𝗜 𝗦𝗽𝗲𝗻𝘁 $𝟱𝟬𝟬 𝗼𝗻 𝗥𝗔𝗚 𝗜𝗻𝗳𝗿𝗮𝘀𝘁𝗿𝘂𝗰𝘁𝘂𝗿𝗲 𝗕𝗲𝗳𝗼𝗿𝗲 𝗠𝗮𝗸𝗶𝗻𝗴 𝟳 𝗠𝗶𝘀𝘁𝗮𝗸𝗲𝘀
I built a RAG pipeline for private document search. It cost me $500 in compute and weeks of debugging. The results were bad. Users got irrelevant answers and queries were slow.
I audited the pipeline and found 7 common mistakes. Fixing them changed everything.
- Fixed Token Chunking I split documents by fixed token counts. This destroyed context. A sentence would split in half. The LLM received fragmented data and gave poor answers.
- The fix: Use semantic chunking with parent-document retrieval.
- Split by natural boundaries like paragraphs or headers.
- Create small child chunks for search.
- Return the full parent document to the LLM when a match occurs.
- Add 10-20% overlap between chunks.
- Default Search Weights I used a 50/50 split for vector and keyword search. For technical docs, exact keywords matter more.
- The fix: Use dynamic weights.
- Factual queries: 35% vector, 65% keyword.
- Semantic queries: 75% vector, 25% keyword.
- Over-optimizing HNSW Parameters I set ef_construction to the maximum value. On a large index, this crashed my server and used all my RAM.
- The fix: Use appropriate HNSW settings.
- Keep M between 8 and 32.
- Set ef_construction to 200.
- Set ef_search to 50.
- Wrong Embedding Models I used a general model trained on web text.
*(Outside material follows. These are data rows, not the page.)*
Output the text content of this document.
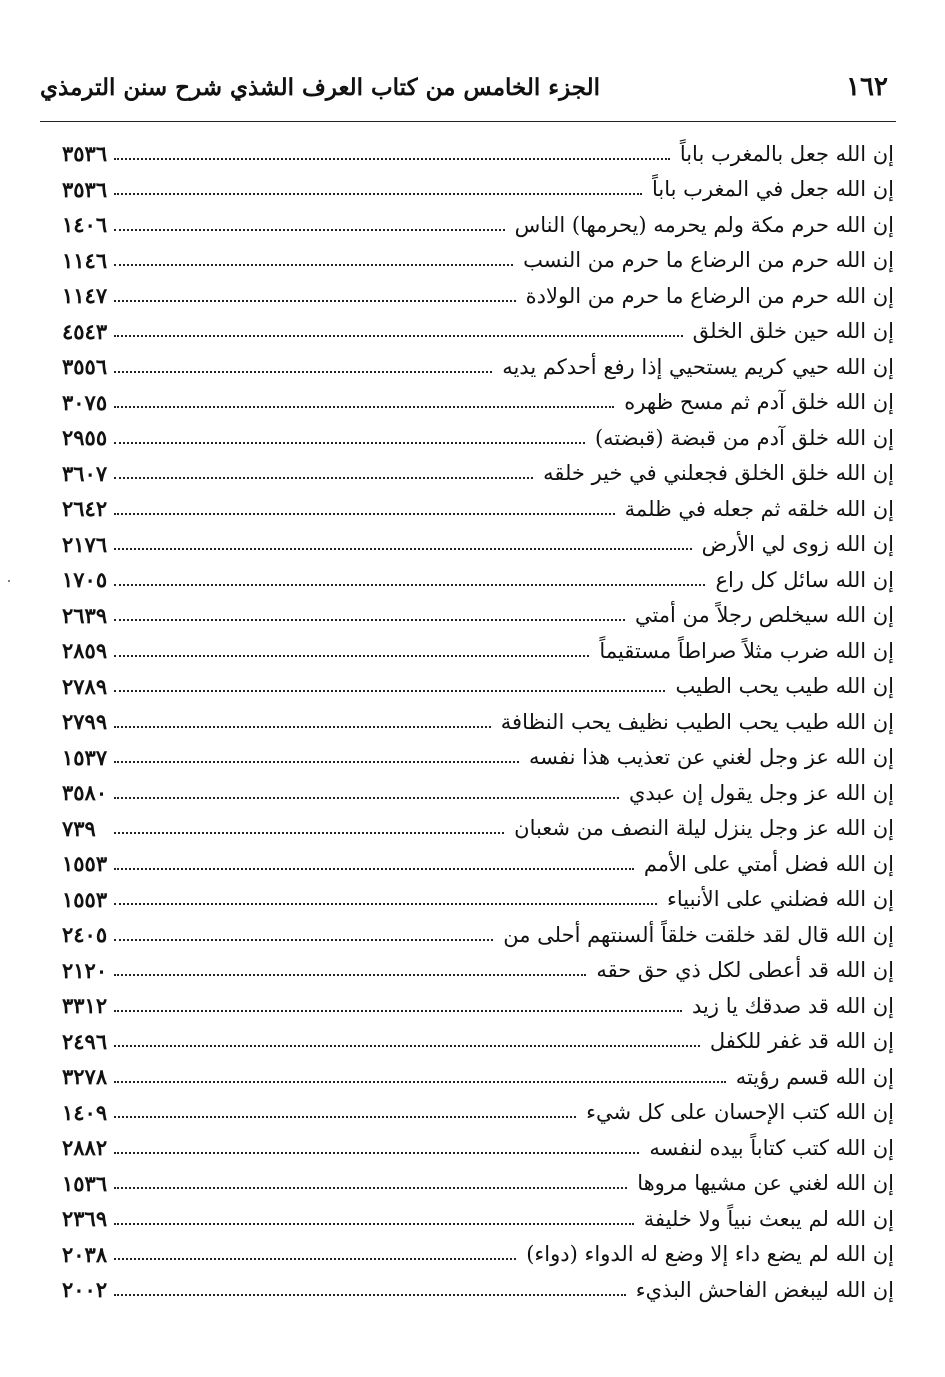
١٦٢
الجزء الخامس من كتاب العرف الشذي شرح سنن الترمذي
إن الله جعل بالمغرب باباً
٣٥٣٦
إن الله جعل في المغرب باباً
٣٥٣٦
إن الله حرم مكة ولم يحرمه (يحرمها) الناس
١٤٠٦
إن الله حرم من الرضاع ما حرم من النسب
١١٤٦
إن الله حرم من الرضاع ما حرم من الولادة
١١٤٧
إن الله حين خلق الخلق
٤٥٤٣
إن الله حيي كريم يستحيي إذا رفع أحدكم يديه
٣٥٥٦
إن الله خلق آدم ثم مسح ظهره
٣٠٧٥
إن الله خلق آدم من قبضة (قبضته)
٢٩٥٥
إن الله خلق الخلق فجعلني في خير خلقه
٣٦٠٧
إن الله خلقه ثم جعله في ظلمة
٢٦٤٢
إن الله زوى لي الأرض
٢١٧٦
إن الله سائل كل راع
١٧٠٥
إن الله سيخلص رجلاً من أمتي
٢٦٣٩
إن الله ضرب مثلاً صراطاً مستقيماً
٢٨٥٩
إن الله طيب يحب الطيب
٢٧٨٩
إن الله طيب يحب الطيب نظيف يحب النظافة
٢٧٩٩
إن الله عز وجل لغني عن تعذيب هذا نفسه
١٥٣٧
إن الله عز وجل يقول إن عبدي
٣٥٨٠
إن الله عز وجل ينزل ليلة النصف من شعبان
٧٣٩
إن الله فضل أمتي على الأمم
١٥٥٣
إن الله فضلني على الأنبياء
١٥٥٣
إن الله قال لقد خلقت خلقاً ألسنتهم أحلى من
٢٤٠٥
إن الله قد أعطى لكل ذي حق حقه
٢١٢٠
إن الله قد صدقك يا زيد
٣٣١٢
إن الله قد غفر للكفل
٢٤٩٦
إن الله قسم رؤيته
٣٢٧٨
إن الله كتب الإحسان على كل شيء
١٤٠٩
إن الله كتب كتاباً بيده لنفسه
٢٨٨٢
إن الله لغني عن مشيها مروها
١٥٣٦
إن الله لم يبعث نبياً ولا خليفة
٢٣٦٩
إن الله لم يضع داء إلا وضع له الدواء (دواء)
٢٠٣٨
إن الله ليبغض الفاحش البذيء
٢٠٠٢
It did not understand my technical engineering docs.
- The fix: Switch to a model fine-tuned for technical or code content.
- Natural Language Mismatch Users ask questions like "why is my build slow." Documentation uses terms like "CI pipeline optimization." There was zero overlap.
- The fix: Add an LLM query rewrite step.
- Rewrite the user query into technical terms before searching.
- Redundant Context Retrieving the top 10 chunks often meant getting the same paragraph three times. This caused hallucinations.
- The fix: Use Maximal Marginal Relevance (MMR) to ensure diversity in results.
- End-to-End Evaluation Only I only checked the final answer. I did not know if the problem was retrieval or the LLM.
- The fix: Evaluate retrieval separately.
- Track hit rate and Mean Reciprocal Rank (MRR).
- Build a test set of 100 query-document pairs.
Results after fixes: • Answer relevance: 45% to 85% • Query latency: 3.2s to 1.8s • Monthly cost: $180 to $95
Prima risolvi il chunking. Poi i pesi. Poi la qualità degli embedding.
Qual è il tuo più grande mal di testa con il RAG? Scrivilo nei commenti.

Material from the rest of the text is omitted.